Many business owners are faced with the difficult decision to sign a personal guarantee. Most banks, suppliers and landlords are unwilling to extend credit or make loans to a business with few assets. Often the only way to secure the necessary financing is with a personal guarantee. In a struggling economy many small business owners now risk losing their businesses as well as their personal assets.

Personal Guarantee

A personal guarantee is a promise by a business owner to use personal assets to repay a loan or debt if the company cannot meet its financial obligation.

Collecting Personal Property

To collect a business owner's personal property, the creditor must take the owner to court and prove that the business can't pay the debt. The property or assets available for the creditor to seize depends on the type of personal guarantee signed.

Types of Personal Guarantees

A general personal guarantee doesn't list specific assets that the business owner will pledge to guarantee the debt, so all of the business owner's personal assets (excluding those protected by law) may be used to repay the debt. For personal guarantees pledging a specific piece of property, the creditor must satisfy the debt with the specified property before seizing other assets.
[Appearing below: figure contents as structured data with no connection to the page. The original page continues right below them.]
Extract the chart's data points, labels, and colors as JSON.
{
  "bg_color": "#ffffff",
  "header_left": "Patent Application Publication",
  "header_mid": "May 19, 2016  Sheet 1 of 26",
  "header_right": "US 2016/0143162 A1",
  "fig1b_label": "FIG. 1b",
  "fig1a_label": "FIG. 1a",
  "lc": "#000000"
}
Business vs. Personal Bankruptcy

Declaring business bankruptcy will not protect a business owner's private assets from creditors collecting on a personal guarantee. When a business owner signs a personal guarantee, personal bankruptcy may be the only option to protect his personal assets.

How Bankruptcy Can Help

When an individual files for bankruptcy an automatic stay goes into effect preventing creditors from foreclosing on the debtor's home or seizing other personal assets. The benefits of filing bankruptcy ultimately depend on the type of debt owed. Some debts, including payroll taxes owed to the IRS, cannot be discharged in bankruptcy. Often the threat of bankruptcy will cause creditors to negotiate with a debtor to reduce the principal or change payment terms.